The event began with Giovanni reading a selection of poems, many from her most recent collection “Make Me Rain.” Reflecting on these works, she shared thoughts on a range of topics: from the recent discovery of an ancient city in Egypt; to the “cowardly” insurrection at the Capitol on Jan. 6; to the influence of her contemporaries, Martin Luther King Jr., Rosa Parks, John Lewis and other leaders of the civil rights movement; to the potential for life on Mars. (Giovanni is a self-described “space freak.”)
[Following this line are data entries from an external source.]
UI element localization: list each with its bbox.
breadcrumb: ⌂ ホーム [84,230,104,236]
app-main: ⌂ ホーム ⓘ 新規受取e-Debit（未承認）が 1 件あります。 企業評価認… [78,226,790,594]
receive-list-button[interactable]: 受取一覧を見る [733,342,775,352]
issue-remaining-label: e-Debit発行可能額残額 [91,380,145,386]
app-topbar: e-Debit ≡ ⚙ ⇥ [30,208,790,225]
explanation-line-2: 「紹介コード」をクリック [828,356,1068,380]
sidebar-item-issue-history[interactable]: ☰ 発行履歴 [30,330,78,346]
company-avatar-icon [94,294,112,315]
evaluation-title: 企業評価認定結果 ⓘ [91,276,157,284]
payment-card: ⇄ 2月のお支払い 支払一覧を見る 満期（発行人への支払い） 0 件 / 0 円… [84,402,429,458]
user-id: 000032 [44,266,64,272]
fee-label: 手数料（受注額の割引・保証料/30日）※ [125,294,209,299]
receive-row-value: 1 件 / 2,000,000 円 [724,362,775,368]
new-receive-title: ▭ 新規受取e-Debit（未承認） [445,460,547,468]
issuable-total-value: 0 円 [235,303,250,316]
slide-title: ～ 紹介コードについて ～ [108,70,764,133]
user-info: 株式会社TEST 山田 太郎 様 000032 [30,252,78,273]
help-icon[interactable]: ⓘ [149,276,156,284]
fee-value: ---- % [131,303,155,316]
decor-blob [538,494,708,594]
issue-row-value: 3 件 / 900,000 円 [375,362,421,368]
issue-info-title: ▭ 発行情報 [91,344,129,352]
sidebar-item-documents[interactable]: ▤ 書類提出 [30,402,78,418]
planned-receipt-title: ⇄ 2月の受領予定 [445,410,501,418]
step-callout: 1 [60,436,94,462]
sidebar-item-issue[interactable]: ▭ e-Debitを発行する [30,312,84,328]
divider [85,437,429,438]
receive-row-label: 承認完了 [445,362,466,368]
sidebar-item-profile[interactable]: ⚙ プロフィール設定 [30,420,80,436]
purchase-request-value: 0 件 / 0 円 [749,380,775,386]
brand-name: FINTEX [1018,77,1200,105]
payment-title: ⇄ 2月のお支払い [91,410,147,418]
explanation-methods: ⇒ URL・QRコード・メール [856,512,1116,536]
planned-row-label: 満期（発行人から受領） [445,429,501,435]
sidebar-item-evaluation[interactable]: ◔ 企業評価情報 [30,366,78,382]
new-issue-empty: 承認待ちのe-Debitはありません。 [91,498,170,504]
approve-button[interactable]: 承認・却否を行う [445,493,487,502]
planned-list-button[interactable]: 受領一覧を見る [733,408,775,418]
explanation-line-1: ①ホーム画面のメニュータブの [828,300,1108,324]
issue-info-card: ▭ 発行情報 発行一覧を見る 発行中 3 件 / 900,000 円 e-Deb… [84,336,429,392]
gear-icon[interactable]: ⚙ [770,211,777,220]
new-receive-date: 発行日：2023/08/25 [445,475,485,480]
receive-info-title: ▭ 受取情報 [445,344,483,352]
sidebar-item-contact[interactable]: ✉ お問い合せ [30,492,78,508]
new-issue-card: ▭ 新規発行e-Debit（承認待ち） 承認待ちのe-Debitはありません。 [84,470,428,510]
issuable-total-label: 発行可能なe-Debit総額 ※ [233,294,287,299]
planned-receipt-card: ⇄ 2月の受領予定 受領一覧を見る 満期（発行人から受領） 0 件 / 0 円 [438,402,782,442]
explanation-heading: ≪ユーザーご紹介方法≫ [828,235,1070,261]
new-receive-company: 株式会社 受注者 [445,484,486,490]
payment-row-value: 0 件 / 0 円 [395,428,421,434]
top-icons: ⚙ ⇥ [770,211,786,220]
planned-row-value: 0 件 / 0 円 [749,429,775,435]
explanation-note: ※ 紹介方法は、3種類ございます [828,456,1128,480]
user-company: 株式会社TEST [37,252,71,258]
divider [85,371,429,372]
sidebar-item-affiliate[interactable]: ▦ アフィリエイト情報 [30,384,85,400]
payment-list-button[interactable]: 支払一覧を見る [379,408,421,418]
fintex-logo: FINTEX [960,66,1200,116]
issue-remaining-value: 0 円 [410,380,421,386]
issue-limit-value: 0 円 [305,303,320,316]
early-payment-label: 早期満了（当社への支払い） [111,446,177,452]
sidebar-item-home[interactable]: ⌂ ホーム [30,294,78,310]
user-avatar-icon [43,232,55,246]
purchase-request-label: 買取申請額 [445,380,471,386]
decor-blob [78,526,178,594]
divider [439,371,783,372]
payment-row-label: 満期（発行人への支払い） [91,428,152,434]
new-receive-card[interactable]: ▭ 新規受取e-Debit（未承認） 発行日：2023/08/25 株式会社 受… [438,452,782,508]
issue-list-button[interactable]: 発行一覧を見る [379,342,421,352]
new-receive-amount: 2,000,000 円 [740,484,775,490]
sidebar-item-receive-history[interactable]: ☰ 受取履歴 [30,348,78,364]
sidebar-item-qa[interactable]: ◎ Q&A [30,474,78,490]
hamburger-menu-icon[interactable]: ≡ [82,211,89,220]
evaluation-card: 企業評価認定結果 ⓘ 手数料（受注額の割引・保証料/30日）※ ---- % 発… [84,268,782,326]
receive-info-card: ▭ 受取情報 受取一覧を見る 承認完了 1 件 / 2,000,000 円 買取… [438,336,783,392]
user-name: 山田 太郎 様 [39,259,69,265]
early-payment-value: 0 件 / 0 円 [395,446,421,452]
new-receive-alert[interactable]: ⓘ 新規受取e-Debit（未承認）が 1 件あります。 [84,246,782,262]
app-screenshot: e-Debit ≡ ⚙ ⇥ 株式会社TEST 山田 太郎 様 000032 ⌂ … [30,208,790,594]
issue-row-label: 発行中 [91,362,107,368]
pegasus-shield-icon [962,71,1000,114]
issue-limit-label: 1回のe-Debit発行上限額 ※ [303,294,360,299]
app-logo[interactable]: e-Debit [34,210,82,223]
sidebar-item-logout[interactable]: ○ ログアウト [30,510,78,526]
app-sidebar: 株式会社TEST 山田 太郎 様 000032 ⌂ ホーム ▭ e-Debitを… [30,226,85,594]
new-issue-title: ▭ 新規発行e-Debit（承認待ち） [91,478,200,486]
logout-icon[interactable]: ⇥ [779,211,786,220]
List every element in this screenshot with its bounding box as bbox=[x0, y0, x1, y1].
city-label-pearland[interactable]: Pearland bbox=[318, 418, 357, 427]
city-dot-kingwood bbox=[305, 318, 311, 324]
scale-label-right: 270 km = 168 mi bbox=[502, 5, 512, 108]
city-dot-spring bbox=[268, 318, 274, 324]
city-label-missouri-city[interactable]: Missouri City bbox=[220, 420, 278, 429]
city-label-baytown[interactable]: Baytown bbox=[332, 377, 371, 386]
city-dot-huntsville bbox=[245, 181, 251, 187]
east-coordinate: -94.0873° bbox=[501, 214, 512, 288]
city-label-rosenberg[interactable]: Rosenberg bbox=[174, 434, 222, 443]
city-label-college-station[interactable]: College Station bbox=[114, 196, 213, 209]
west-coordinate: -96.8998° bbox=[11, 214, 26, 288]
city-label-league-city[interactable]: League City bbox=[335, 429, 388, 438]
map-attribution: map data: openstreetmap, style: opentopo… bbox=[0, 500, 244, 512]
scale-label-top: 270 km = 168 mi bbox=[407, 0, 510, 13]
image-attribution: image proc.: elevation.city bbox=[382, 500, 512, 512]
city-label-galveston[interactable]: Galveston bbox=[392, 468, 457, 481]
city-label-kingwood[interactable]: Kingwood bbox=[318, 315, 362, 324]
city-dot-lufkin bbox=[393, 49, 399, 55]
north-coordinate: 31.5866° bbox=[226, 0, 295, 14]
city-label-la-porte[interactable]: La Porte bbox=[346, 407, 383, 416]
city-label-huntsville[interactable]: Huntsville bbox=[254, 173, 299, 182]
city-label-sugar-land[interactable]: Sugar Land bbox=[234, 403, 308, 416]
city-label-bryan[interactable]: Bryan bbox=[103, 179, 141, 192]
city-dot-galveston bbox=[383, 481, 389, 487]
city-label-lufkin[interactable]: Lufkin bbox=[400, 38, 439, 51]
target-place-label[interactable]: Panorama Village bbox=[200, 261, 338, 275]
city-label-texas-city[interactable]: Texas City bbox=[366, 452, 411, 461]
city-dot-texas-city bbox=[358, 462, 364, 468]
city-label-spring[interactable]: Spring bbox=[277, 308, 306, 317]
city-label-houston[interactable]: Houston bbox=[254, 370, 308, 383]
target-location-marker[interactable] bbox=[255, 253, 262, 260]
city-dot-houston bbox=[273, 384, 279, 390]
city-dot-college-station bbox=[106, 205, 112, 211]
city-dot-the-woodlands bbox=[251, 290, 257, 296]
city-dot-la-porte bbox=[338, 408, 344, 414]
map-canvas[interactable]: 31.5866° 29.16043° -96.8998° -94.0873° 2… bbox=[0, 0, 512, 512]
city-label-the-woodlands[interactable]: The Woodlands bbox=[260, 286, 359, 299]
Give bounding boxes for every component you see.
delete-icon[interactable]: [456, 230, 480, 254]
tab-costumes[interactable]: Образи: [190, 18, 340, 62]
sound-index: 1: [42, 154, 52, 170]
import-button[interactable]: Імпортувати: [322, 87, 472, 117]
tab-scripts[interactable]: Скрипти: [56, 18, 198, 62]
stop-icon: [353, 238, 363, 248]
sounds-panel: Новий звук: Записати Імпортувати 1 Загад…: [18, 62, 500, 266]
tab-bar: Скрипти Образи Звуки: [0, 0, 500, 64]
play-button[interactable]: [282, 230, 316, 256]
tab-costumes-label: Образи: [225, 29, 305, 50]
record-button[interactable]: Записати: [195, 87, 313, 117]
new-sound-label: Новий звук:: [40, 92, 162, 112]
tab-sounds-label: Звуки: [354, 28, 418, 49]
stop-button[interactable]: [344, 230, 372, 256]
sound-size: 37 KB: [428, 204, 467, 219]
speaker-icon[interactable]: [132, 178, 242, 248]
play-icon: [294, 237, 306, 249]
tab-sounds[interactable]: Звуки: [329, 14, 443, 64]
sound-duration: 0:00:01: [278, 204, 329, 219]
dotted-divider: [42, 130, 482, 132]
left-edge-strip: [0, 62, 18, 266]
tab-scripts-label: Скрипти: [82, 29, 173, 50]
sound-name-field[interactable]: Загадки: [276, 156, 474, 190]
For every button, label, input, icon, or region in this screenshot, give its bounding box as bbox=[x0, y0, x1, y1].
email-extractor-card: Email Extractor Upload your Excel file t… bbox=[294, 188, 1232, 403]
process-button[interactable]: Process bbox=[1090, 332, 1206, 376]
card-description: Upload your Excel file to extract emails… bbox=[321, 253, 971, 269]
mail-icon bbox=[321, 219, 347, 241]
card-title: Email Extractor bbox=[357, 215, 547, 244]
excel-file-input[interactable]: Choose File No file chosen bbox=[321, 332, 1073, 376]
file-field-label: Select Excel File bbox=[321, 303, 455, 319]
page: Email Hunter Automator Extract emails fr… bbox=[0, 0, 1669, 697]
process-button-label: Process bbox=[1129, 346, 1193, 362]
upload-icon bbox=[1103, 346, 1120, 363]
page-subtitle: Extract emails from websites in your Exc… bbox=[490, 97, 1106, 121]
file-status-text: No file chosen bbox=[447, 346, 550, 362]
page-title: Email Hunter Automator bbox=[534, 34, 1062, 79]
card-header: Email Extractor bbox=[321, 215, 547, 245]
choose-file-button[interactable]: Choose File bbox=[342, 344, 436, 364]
For the second half of the event, Equity & Justice Institute Founding Director Derric J. Johnson and Crossroads faculty Abby Chew and Hya Young—who is retiring after 30 years of teaching at Crossroads and to whom the event was dedicated—joined Giovanni in conversation. Giovanni praised Stacy Abrams and the Black Lives Matter movement as new thought leaders in the global fight for justice. She also expressed hope in the work of poets: “It’s our imagination and your students’ imagination that’s going to help change the world and make the world a better place.”
Middle and Upper School faculty incorporated Giovanni into their curriculum. In Advisory, Middle Schoolers listened to and read Giovanni’s poetry and then considered how they would write poems about themselves. For her ninth-grade class, Hya curated a selection of Giovanni’s works for her students and had them respond in journal entries. Isabelle Stillman’s sophomore class also wrote responses to Giovanni’s poetry and the event. Meanwhile, juniors in Abby’s class created films inspired by Giovanni’s poems.
“There were a lot of inspirational moments during the event,” reflected Lauren Morris, a ninth grader in Hya’s class. “But I especially liked the advice she gave about how listening to music and reading are really helpful to those who aspire to be poets and how doing those things can fuel your imagination.”
“Throughout Giovanni’s storytelling, I noticed how much beauty she is able to see in life,” added sophomore Mila Levit. “I feel so privileged to have had the opportunity to hear Giovanni speak and will carry the lessons which she taught me throughout my academic career.”